In the midst of that decline, LUNA’s market cap fell below that of UST, reaching a ratio of just 0.5 on 10 May 2022 (it had been as high as 1.9 in April). Holders of UST were no longer assured of being able to redeem their tokens for $1.00 worth of LUNA and lost confidence in the peg. Thus began a death spiral of UST and LUNA, with each drop in value of one causing a further drop in the value of the other.

In early 2022, Terraform Labs began accumulating a reserve of Bitcoin to support the UST peg that would eventually be worth several billion USD. However, that reserve would not prove to be enough to stop the spiral that would cause the sharp decline of UST and LUNA.

The Root Cause

Two leading theories have emerged to explain the crash of UST and LUNA. One is that an investor with an enormous short position in Bitcoin carried out a speculative attack, selling $350 million worth of UST to smash its peg, which in turn caused Terraform Labs to deplete its Bitcoin reserve and further depress the price of Bitcoin.

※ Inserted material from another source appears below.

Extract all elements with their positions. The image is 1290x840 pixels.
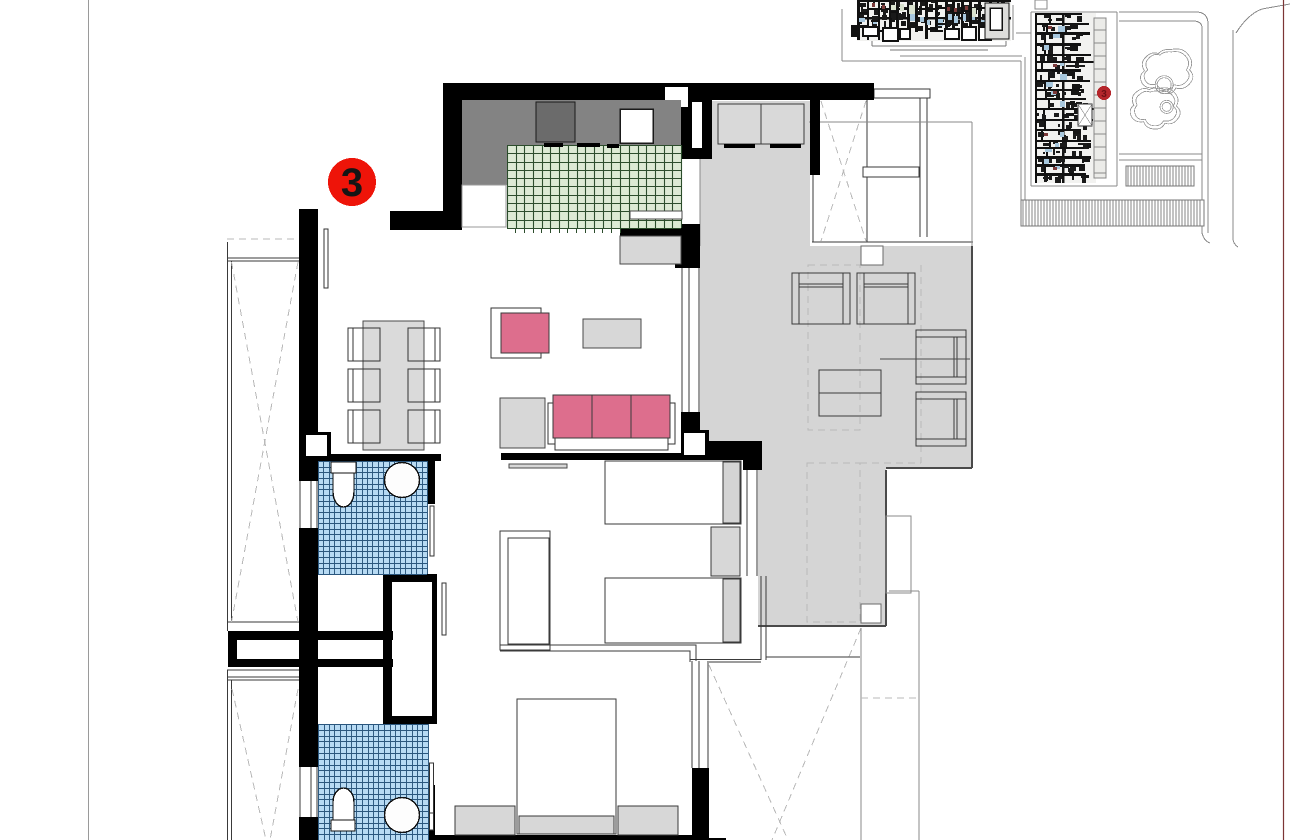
svg-text:3: 3: [341, 161, 363, 205]
svg-text:3: 3: [1101, 89, 1107, 100]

The other theory is that UST and LUNA crashed from the weight of their own economics. With no asset reserve and little demand for UST outside the Anchor platform, critics say the crash was inevitable. Others seethe crash as a classic bank run, when depositors seek to withdraw their entire balances all at once. As the founder of Terraform Labs said in an 11 May 2022 proposal to revise the UST algorithm, “[i]n extreme situations like this, Terra cannot save both UST peg, and save LUNA price at the same time.”

1 In late May 2022, Terraform Labs launched a new blockchain with the same branding as the original. Consequently, the original UST token has been renamed USTC (UST Classic) and the original LUNA token has been renamed LUNC. In this article, we will continue to refer to those tokens by their original names.